Concerns about potential U.S. governmental action in the wake of the Colonial pipeline extortion and ransom-taking criminals who are all too willing to accept non-traceable cryptocurrency as payment were other factors that hindered Ethereum and other cryptocurrencies.
Furthermore, news from Tesla (NASDAQ:TSLA) was unhelpful. Elon Musk, the company’s front man, has promised to stop accepting Bitcoin as payment because of the cryptocurrency’s well-known carbon footprint. Notoriety has it that maintaining the BTC blockchain uses more energy than Sweden uses in a year. Ethereum still uses as much electricity as Romania, although it is currently less of a grid hog.
Not to be forgotten in relation to Elon Musk is Dogecoin (CCC:DOGE-USD) and its canary-like warning to the broader cryptocurrency market. Even though the meme cryptocurrency started out as a joke and is still mostly jokes, its valuation is an astounding $43 billion. Furthermore, Elon Musk has been acting foolishly as the highly speculative coin’s unapologetically constant and brazen tweeting emcee.
In summary, DOGE refers to the kind of insane speculative excess that frequently retaliates when the market narrative becomes less positive. However, it seems more likely than not that ETH’s finest days are still ahead of it.
Sorting the Wheat from the Chaff at ETH
Ethereum stands out in terms of increasing utility value for decentralised financial (DeFi) applications thanks to its superior blockchain ledger technology. Indeed, while a millionaire touts adorable DOGE memes on Twitter, prominent investor and businessman Mark Cuban attributes ETH’s superior functionality and smart contracts to the cryptocurrency, which will eventually eclipse the use of Bitcoin.

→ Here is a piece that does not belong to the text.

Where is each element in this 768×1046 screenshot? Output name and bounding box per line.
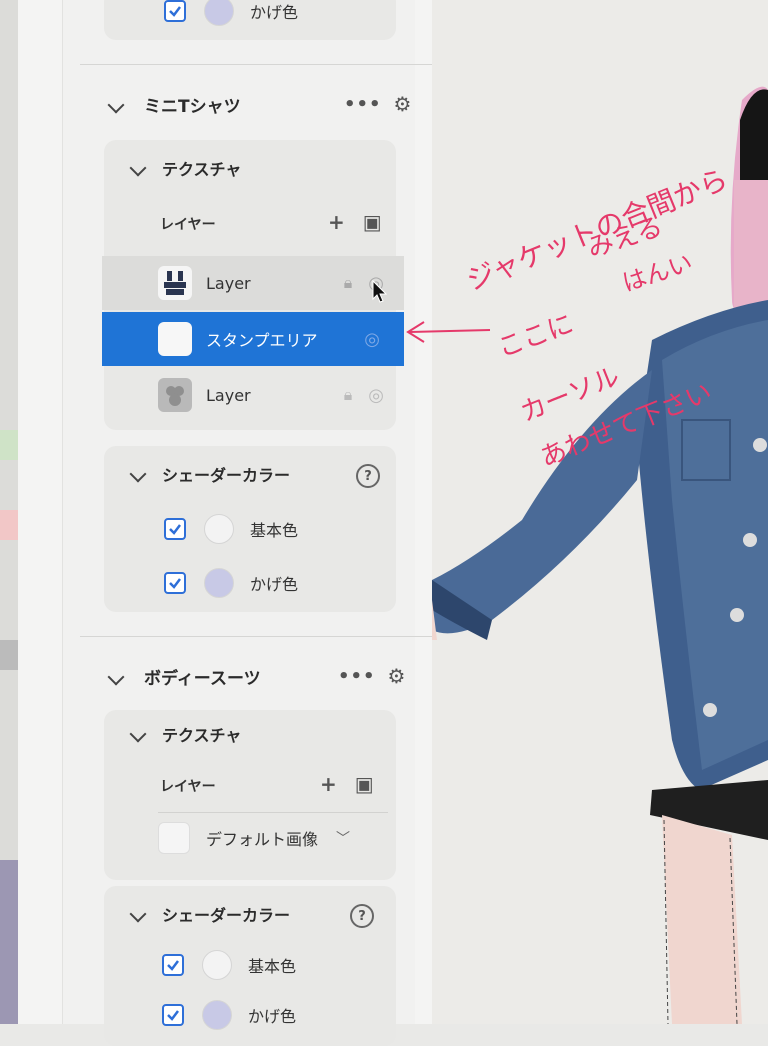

Without the need for memes or emoticons, Cuban’s opinions speak for themselves. Additionally, there is more reason for ETH investors to be optimistic as Ethereum switches from its energy-intensive “proof of work” system to a different “proof of stake” system, which has the potential to cut its energy usage by up to 99.95%. And there’s more.
Another major factor supporting Ethereum is the rapidly expanding unique non-fungible tokens, or NFTs, that make use of ETH’s technology. NFTs are, in a loose sense, distinct digital properties made up of music, video, and other media kept on the Ethereum digital ledger. Consider computer art.
The greater the demand for Ether tokens, the more popular NFTs become. And it’s taking place right now. It’s no surprise that 2021 has been successful for ETH investors given that big names in the industry, like the NBA and the New York Stock Exchange, have joined in on the action by selling NFT trading cards and celebrated initial public offerings (IPOs). Investors have also taken to the digital space, liking what they see and already paying upward of tens of millions of dollars for those rights.